Le sacrifice du grand frère
De même, Massamba Guèye aime s'amuser des subtilités de la langue de Molière qu'il a apprise avec brio. ''Même si je refusais de parler français chez moi, je lisais beaucoup'', à l'en croire. Il adorait lire et apprendre alors qu'il a grandi dans un environnement pastoral. ''Massamba aimait étudier. Je me rappelle qu'une fois, il s'est tellement consacré à ses cahiers qu'il a été admis à l'hôpital de Louga pendant deux mois'', témoigne son grand frère Abdoulaye Guèye, transitaire de son état, et l’aîné de la nombreuse famille Guèye. Ayant décelé des potentialités chez son jeune frère, Abdoulaye décide d'écourter ses études pour une formation professionnelle afin de financer les études de Massamba Guèye. ''Je me suis sacrifié pour lui parce qu'il en valait la peine et il ne m'a pas déçu. On le connaît mieux que moi à Coky. Mass est la star locale de ce village'', selon le grand frère.

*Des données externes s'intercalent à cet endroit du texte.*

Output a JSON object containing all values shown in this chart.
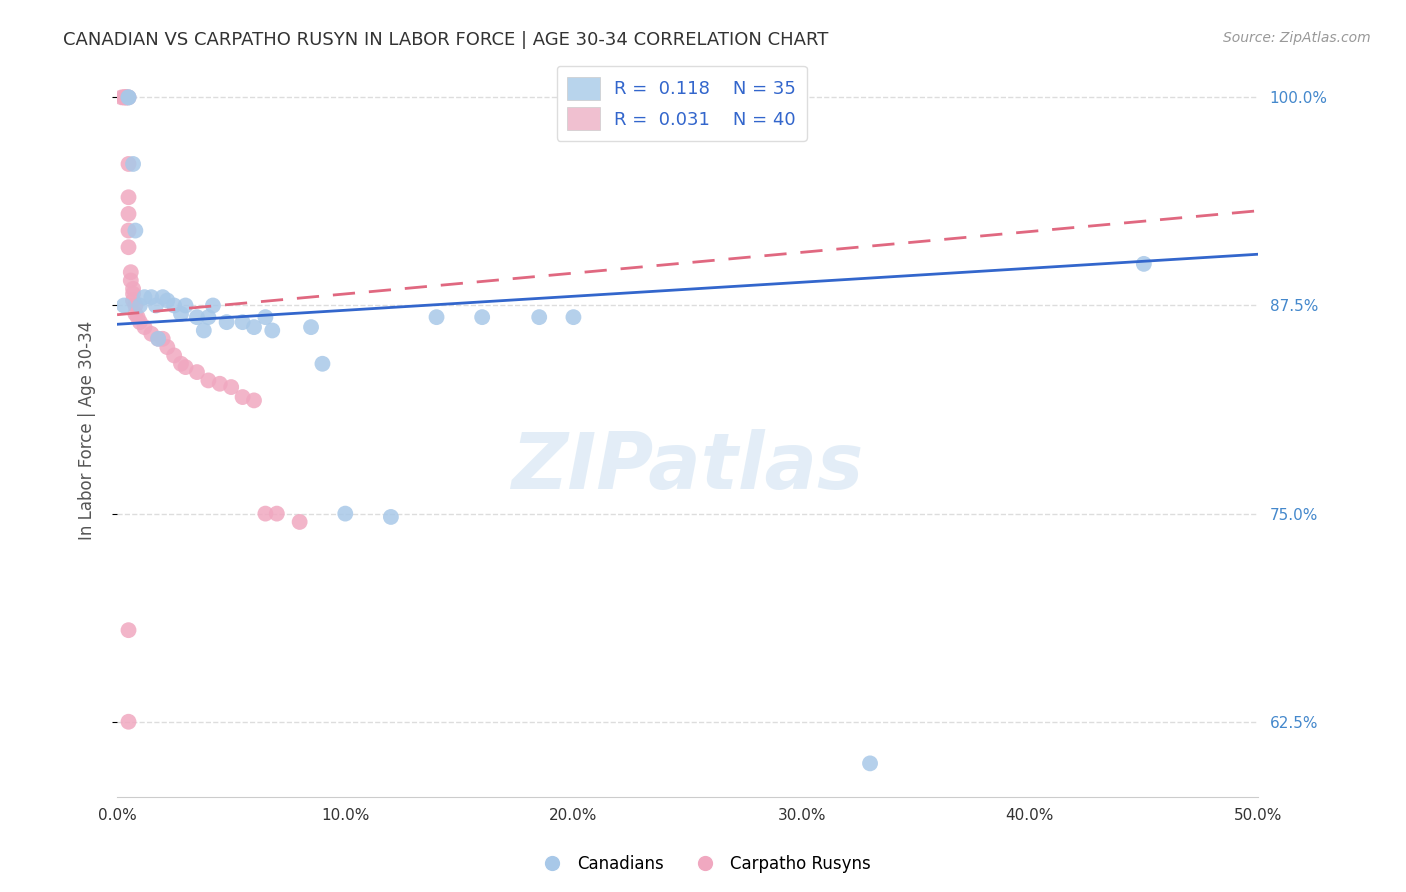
{
  "title": "CANADIAN VS CARPATHO RUSYN IN LABOR FORCE | AGE 30-34 CORRELATION CHART",
  "source": "Source: ZipAtlas.com",
  "ylabel": "In Labor Force | Age 30-34",
  "watermark": "ZIPatlas",
  "xlim": [
    0.0,
    0.5
  ],
  "ylim": [
    0.58,
    1.02
  ],
  "yticks": [
    0.625,
    0.75,
    0.875,
    1.0
  ],
  "ytick_labels": [
    "62.5%",
    "75.0%",
    "87.5%",
    "100.0%"
  ],
  "xticks": [
    0.0,
    0.1,
    0.2,
    0.3,
    0.4,
    0.5
  ],
  "xtick_labels": [
    "0.0%",
    "10.0%",
    "20.0%",
    "30.0%",
    "40.0%",
    "50.0%"
  ],
  "blue_R": 0.118,
  "blue_N": 35,
  "pink_R": 0.031,
  "pink_N": 40,
  "blue_color": "#a8c8e8",
  "pink_color": "#f0a8c0",
  "blue_line_color": "#3366cc",
  "pink_line_color": "#e06880",
  "grid_color": "#dddddd",
  "title_color": "#333333",
  "axis_label_color": "#555555",
  "right_tick_color": "#4488cc",
  "legend_box_blue": "#b8d4ec",
  "legend_box_pink": "#f0c0d0",
  "canadians_x": [
    0.003,
    0.005,
    0.005,
    0.007,
    0.008,
    0.01,
    0.012,
    0.015,
    0.017,
    0.018,
    0.02,
    0.022,
    0.025,
    0.028,
    0.03,
    0.035,
    0.038,
    0.04,
    0.042,
    0.048,
    0.055,
    0.06,
    0.065,
    0.068,
    0.085,
    0.09,
    0.1,
    0.12,
    0.14,
    0.16,
    0.185,
    0.2,
    0.21,
    0.33,
    0.45
  ],
  "canadians_y": [
    0.875,
    1.0,
    1.0,
    0.96,
    0.92,
    0.875,
    0.88,
    0.88,
    0.875,
    0.855,
    0.88,
    0.878,
    0.875,
    0.87,
    0.875,
    0.868,
    0.86,
    0.868,
    0.875,
    0.865,
    0.865,
    0.862,
    0.868,
    0.86,
    0.862,
    0.84,
    0.75,
    0.748,
    0.868,
    0.868,
    0.868,
    0.868,
    1.0,
    0.6,
    0.9
  ],
  "rusyn_x": [
    0.002,
    0.003,
    0.003,
    0.004,
    0.004,
    0.004,
    0.005,
    0.005,
    0.005,
    0.005,
    0.005,
    0.005,
    0.006,
    0.006,
    0.007,
    0.007,
    0.007,
    0.008,
    0.008,
    0.009,
    0.01,
    0.012,
    0.015,
    0.018,
    0.02,
    0.022,
    0.025,
    0.028,
    0.03,
    0.035,
    0.04,
    0.045,
    0.05,
    0.055,
    0.06,
    0.065,
    0.07,
    0.08,
    0.005,
    0.005
  ],
  "rusyn_y": [
    1.0,
    1.0,
    1.0,
    1.0,
    1.0,
    1.0,
    1.0,
    0.96,
    0.94,
    0.93,
    0.92,
    0.91,
    0.895,
    0.89,
    0.885,
    0.882,
    0.878,
    0.875,
    0.87,
    0.868,
    0.865,
    0.862,
    0.858,
    0.855,
    0.855,
    0.85,
    0.845,
    0.84,
    0.838,
    0.835,
    0.83,
    0.828,
    0.826,
    0.82,
    0.818,
    0.75,
    0.75,
    0.745,
    0.625,
    0.68
  ]
}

De l'avis de Mbéry Kassé, douce moitié de Massamba Guèye, il arrive à celui-ci de '' répéter des choses dans son sommeil. Cela démontre qu'il aime ce qu'il fait''. C'est que le conteur est persévérant, comme le relève un de ses collaborateurs et collègue narrateur Makhtar Diouf. ''Il se donne à fond dans tout ce qu'il fait et ne lésine pas sur les moyens pour la réussite de ses entreprises'', d'après M. Diouf. La quarantaine bien sonnée, Mass est dépeint par ses proches comme quelqu'un de ''généreux'', ''nerveux'', ''rigoureux'' dans le travail et ''égocentrique'' des fois. Père de trois filles et d'un garçon, le fan de mafé (riz à la sauce de pâte d'arachide torréfiée), issu d'un ménage polygame, ne rechigne pas à chercher une deuxième épouse. Un autre conte à narrer peut-être.